# Inertial to Gravitational Mass Ratio

According to Galileo's discovery the objects fall at the same rate due to the equality of inertial and gravitational masses. Where in our universe these two would not be equal? Following the question, if so does that mean that objects would have different rate of fall? Could someone give me sources of attempts to prove this equality wrong?
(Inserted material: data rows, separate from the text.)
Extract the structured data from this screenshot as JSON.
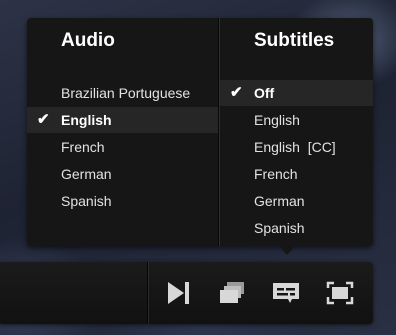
{
  "audio": {
    "heading": "Audio",
    "items": [
      {
        "label": "Brazilian Portuguese",
        "selected": false
      },
      {
        "label": "English",
        "selected": true
      },
      {
        "label": "French",
        "selected": false
      },
      {
        "label": "German",
        "selected": false
      },
      {
        "label": "Spanish",
        "selected": false
      }
    ]
  },
  "subtitles": {
    "heading": "Subtitles",
    "items": [
      {
        "label": "Off",
        "selected": true
      },
      {
        "label": "English",
        "selected": false
      },
      {
        "label": "English  [CC]",
        "selected": false
      },
      {
        "label": "French",
        "selected": false
      },
      {
        "label": "German",
        "selected": false
      },
      {
        "label": "Spanish",
        "selected": false
      }
    ]
  },
  "check_glyph": "✔",
  "controls": {
    "icons": [
      "next-episode-icon",
      "episodes-icon",
      "subtitles-icon",
      "fullscreen-icon"
    ]
  },
  "colors": {
    "panel_bg": "#161616",
    "selected_row_bg": "#262626",
    "icon_color": "#d8d8d8"
  }
}
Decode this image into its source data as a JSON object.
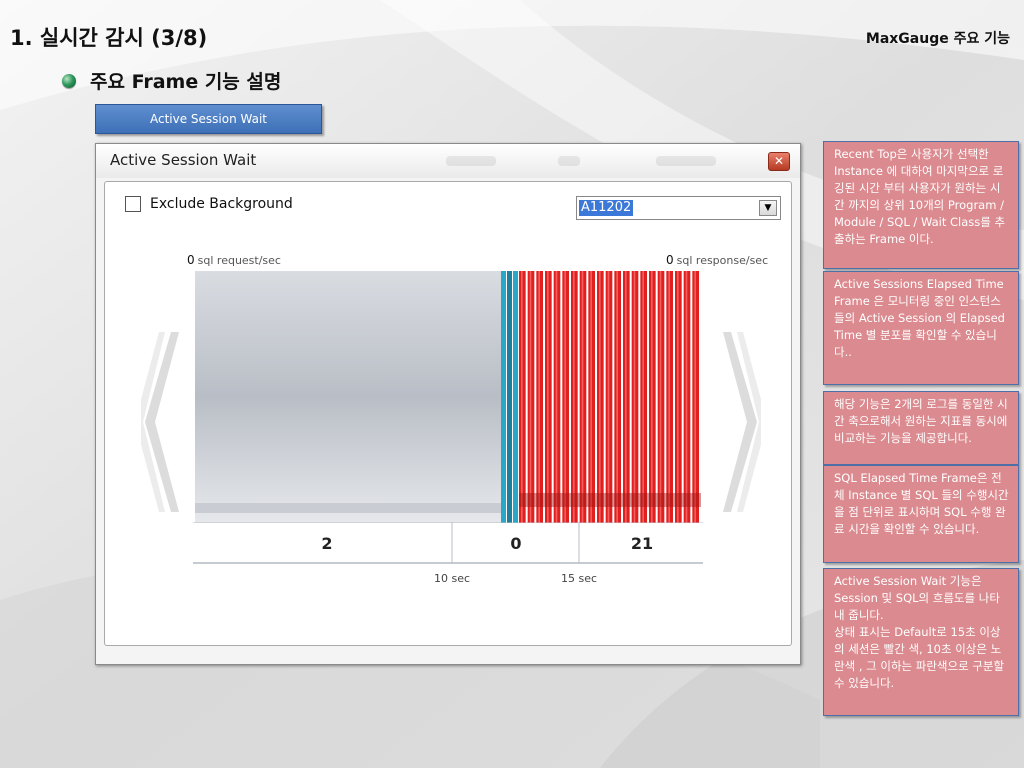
{
  "slide": {
    "title": "1. 실시간 감시 (3/8)",
    "tag": "MaxGauge  주요 기능",
    "bullet": "주요 Frame 기능 설명",
    "tab_label": "Active Session Wait"
  },
  "window": {
    "title": "Active Session Wait",
    "close_symbol": "✕",
    "checkbox_label": "Exclude Background",
    "checkbox_checked": false,
    "instance_select": "A11202",
    "dropdown_arrow": "▼",
    "left_metric_value": "0",
    "left_metric_label": "sql request/sec",
    "right_metric_value": "0",
    "right_metric_label": "sql response/sec",
    "bins": [
      {
        "count": "2",
        "color": "#c5c9d0"
      },
      {
        "count": "0",
        "color": "#2aa7c7"
      },
      {
        "count": "21",
        "color": "#e11f1f"
      }
    ],
    "ticks": [
      "10 sec",
      "15 sec"
    ]
  },
  "notes": [
    "Recent Top은 사용자가 선택한 Instance 에 대하여 마지막으로 로깅된 시간 부터 사용자가 원하는 시간 까지의 상위 10개의 Program / Module / SQL / Wait Class를 추출하는 Frame 이다.",
    "Active Sessions Elapsed Time Frame 은 모니터링 중인 인스턴스들의 Active Session 의 Elapsed Time 별 분포를 확인할 수 있습니다..",
    "해당 기능은 2개의 로그를 동일한 시간 축으로해서 원하는 지표를 동시에 비교하는 기능을 제공합니다.",
    "SQL Elapsed Time Frame은 전체 Instance 별 SQL 들의 수행시간을 점 단위로 표시하며 SQL 수행 완료 시간을 확인할 수 있습니다.",
    "Active Session Wait 기능은 Session 및 SQL의 흐름도를 나타내 줍니다.\n상태 표시는 Default로 15초 이상의 세션은 빨간 색, 10초 이상은 노란색 , 그 이하는 파란색으로 구분할 수 있습니다."
  ]
}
• You will have better luck finding attempts to prove it is right. For example, see the Eötvös experiment Commented Jul 4, 2022 at 1:45

• Monitoring the acceleration of one, two, or any other number of pieces joined together in free fall. We can check that they fall with the same acceleration, and we call that acceleration $$g$$.
• Making them rotate with a given angular velocity $$\omega$$, changing the number of pieces being rotated. Between the center and the pieces, there is a spring to measure force. In that way, we check the second Newton's law: $$F = m_i a$$, where $$a = \omega^2 R$$ is the centripetal acceleration. We can choose $$\omega$$ so that $$a = g \implies F = m_i g$$.
• Hanging different number of this pieces in a spring. In that way we check that $$F = km_i$$, for some constant $$k$$.
The fact that numerically $$k = g$$ is an empirical result. We could imagine without logical contradiction another outcome. For example, if $$k = 3g$$, we would postulate a gravitational mass $$m_g = 3m_i$$, so that $$F = m_g g$$